Tra le varie novità introdotte dalla normativa europea, spicca l’obbligo per le aziende di rimuovere a richiesta i dati personali dei clienti. Si tratta di un tema che causa più di un grattacapo alle funzioni marketing, oltre che a quelle tecnologiche: “I dati giocano un ruolo centrale nelle nostre strategie”, ha confermato Helena Theakstone, responsabile dell’area digitale di Oasis Fashion. “In passato la cancellazione era un’operazione semplice, mentre ora, di fronte a richieste che coinvolgono diversi database integrati fra loro, tutto diventa più complesso. Di certo, noi prestiamo attenzione a come catturiamo i dati e come li rendiamo utili per i clienti. Inoltre, abbiamo rafforzato gli investimenti nel Crm per costruire una visualizzazione unico per cliente dai vari canali usati per le interazioni con noi”.

 

Come affrontare scetticismo e furbizie dei consumatori

Il controverso rapporto fra marketing e sicurezza trova ulteriore conferma in un’indagine che Rsa ha commissionato a YouGov e che ha riguardato anche l’Italia. Si rileva, fra l’altro, che il 55% degli intervistati (56% da noi) ha dichiarato che eviterà di fornire informazioni personali a un'azienda che in passato abbia venduto o utilizzato i dati senza consenso.

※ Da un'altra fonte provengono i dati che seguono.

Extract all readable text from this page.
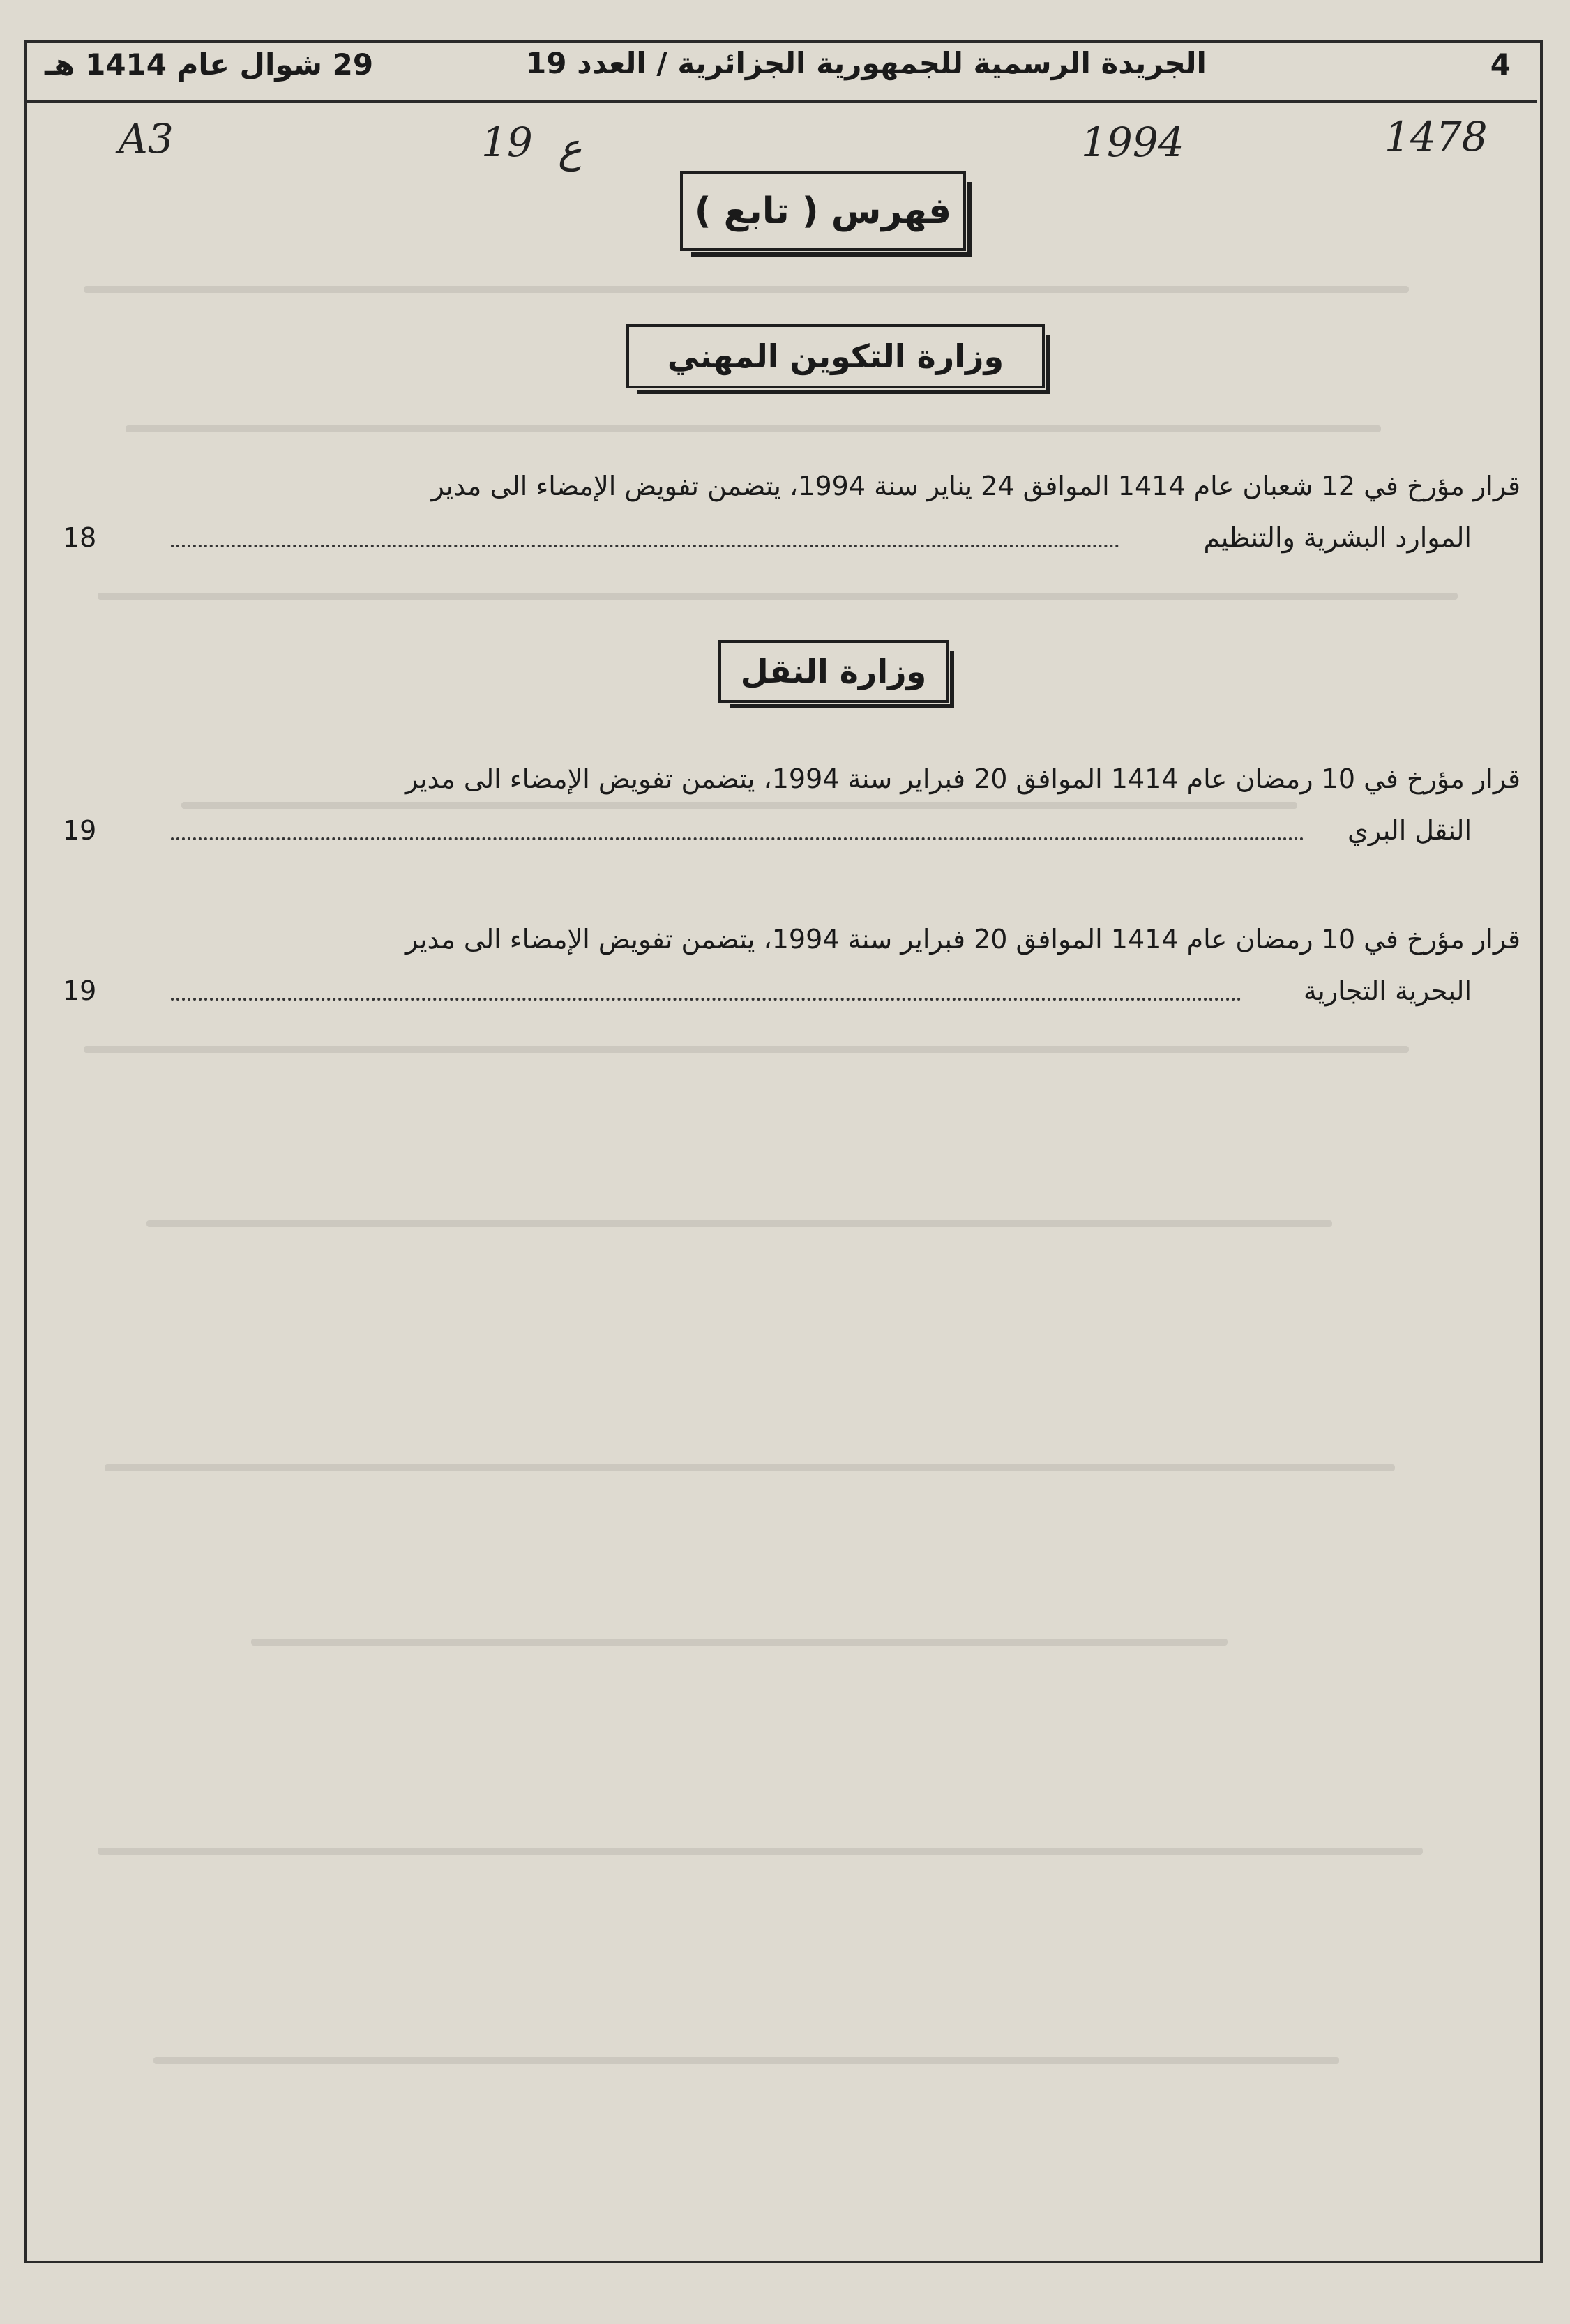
4
الجريدة الرسمية للجمهورية الجزائرية / العدد 19
29 شوال عام 1414 هـ
A3	19 ع	1994	1478
فهرس ( تابع )
وزارة التكوين المهني
قرار مؤرخ في 12 شعبان عام 1414 الموافق 24 يناير سنة 1994، يتضمن تفويض الإمضاء الى مدير
الموارد البشرية والتنظيم
18
وزارة النقل
قرار مؤرخ في 10 رمضان عام 1414 الموافق 20 فبراير سنة 1994، يتضمن تفويض الإمضاء الى مدير
النقل البري
19
قرار مؤرخ في 10 رمضان عام 1414 الموافق 20 فبراير سنة 1994، يتضمن تفويض الإمضاء الى مدير
البحرية التجارية
19
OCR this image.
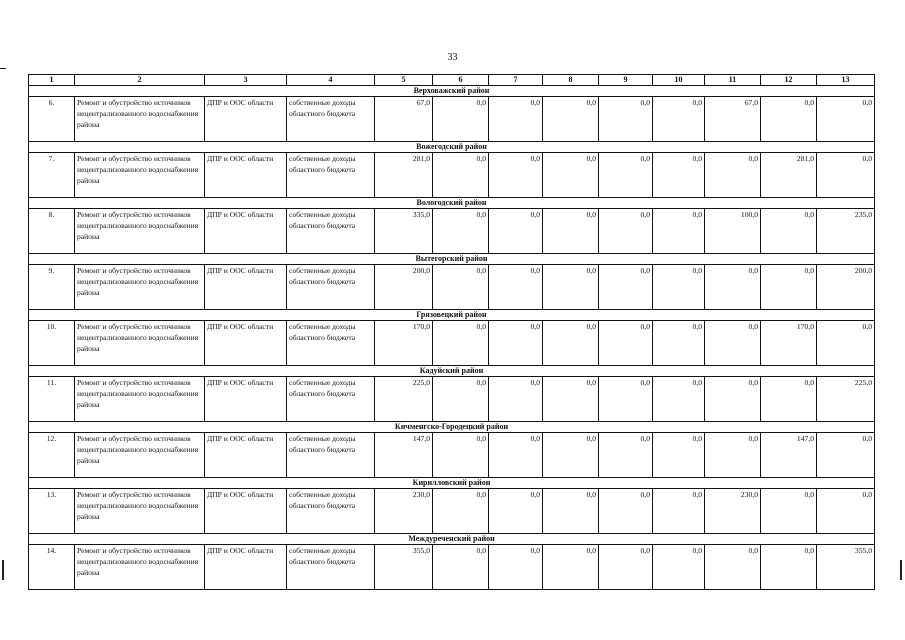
33
1	2	3	4	5	6	7	8	9	10	11	12	13
Верховажский район												
6.	Ремонт и обустройство источников нецентрализованного водоснабжения района	ДПР и ООС области	собственные доходы областного бюджета	67,0	0,0	0,0	0,0	0,0	0,0	67,0	0,0	0,0
Вожегодский район												
7.	Ремонт и обустройство источников нецентрализованного водоснабжения района	ДПР и ООС области	собственные доходы областного бюджета	281,0	0,0	0,0	0,0	0,0	0,0	0,0	281,0	0,0
Вологодский район												
8.	Ремонт и обустройство источников нецентрализованного водоснабжения района	ДПР и ООС области	собственные доходы областного бюджета	335,0	0,0	0,0	0,0	0,0	0,0	100,0	0,0	235,0
Вытегорский район												
9.	Ремонт и обустройство источников нецентрализованного водоснабжения района	ДПР и ООС области	собственные доходы областного бюджета	200,0	0,0	0,0	0,0	0,0	0,0	0,0	0,0	200,0
Грязовецкий район												
10.	Ремонт и обустройство источников нецентрализованного водоснабжения района	ДПР и ООС области	собственные доходы областного бюджета	170,0	0,0	0,0	0,0	0,0	0,0	0,0	170,0	0,0
Кадуйский район												
11.	Ремонт и обустройство источников нецентрализованного водоснабжения района	ДПР и ООС области	собственные доходы областного бюджета	225,0	0,0	0,0	0,0	0,0	0,0	0,0	0,0	225,0
Кичменгско-Городецкий район												
12.	Ремонт и обустройство источников нецентрализованного водоснабжения района	ДПР и ООС области	собственные доходы областного бюджета	147,0	0,0	0,0	0,0	0,0	0,0	0,0	147,0	0,0
Кирилловский район												
13.	Ремонт и обустройство источников нецентрализованного водоснабжения района	ДПР и ООС области	собственные доходы областного бюджета	230,0	0,0	0,0	0,0	0,0	0,0	230,0	0,0	0,0
Междуреченский район												
14.	Ремонт и обустройство источников нецентрализованного водоснабжения района	ДПР и ООС области	собственные доходы областного бюджета	355,0	0,0	0,0	0,0	0,0	0,0	0,0	0,0	355,0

Rispetto al totale (78%), tuttavia, gli italiani si fanno meno influenzare (64%) dalla reputazione di un’azienda su questo fronte quando deve fare degli acquisti.

 

I nostri connazionali (30%) sono stranamente anche meno “furbetti” degli altri (41%) nel falsificare le informazioni personali al momento della registrazione su un sito per prodotti o servizi online. La percentuale sale però (47%) se si isolano i giovani. Le preoccupazioni più significative restano la protezione delle credenziali bancarie e finanziarie e delle informazioni di sicurezza, mentre quasi la metà ha dichiarato di temere di essere ricattato con immagini o messaggi privati rubati (sul campione totale siamo al 46%). Otto italiani su dieci, infine, dichiarano di limitare attivamente la quantità di informazioni personali che mettono online o condividono con le aziende.

 

 

 

 

Quanto evidenziato dalla ricerca appare strettamente connesso alle sfide del Gdpr. Suzanne Carter-Williamson, direttore marketing della National Dance Company Wales, ha puntato l’attenzione sulla necessità di creare un approccio coerente alla gestione dei dati: “Noi abbiamo fatto un’attività di mappatura, che ci ha consentito di capire dove siamo più forti e cosa dobbiamo fare in futuro. L’opportunità di pensare a come usiamo i dati e la condivisione ci ha fatto sentire più sicuri”.

 

Chris Daly, chief executive del Chartered Institute for Marketing, infine, ha riconosciuto come l’attenzione sia oggi puntata soprattutto sulle multe collegate alla mancata osservanza delle norme contenute nel Gdpr: “Si tratta però di un approccio riduttivo. Dal punto di vista del marketing, questo passaggio offre l’opportunità di riguadagnare fiducia nel rapporto con i clienti. Anziché sulla comunicazione, è meglio concentrarsi sull’esperienza per supportare lo sviluppo del brand. L’uso etico dei dati aiuterà a costruire un rapporto più solido”.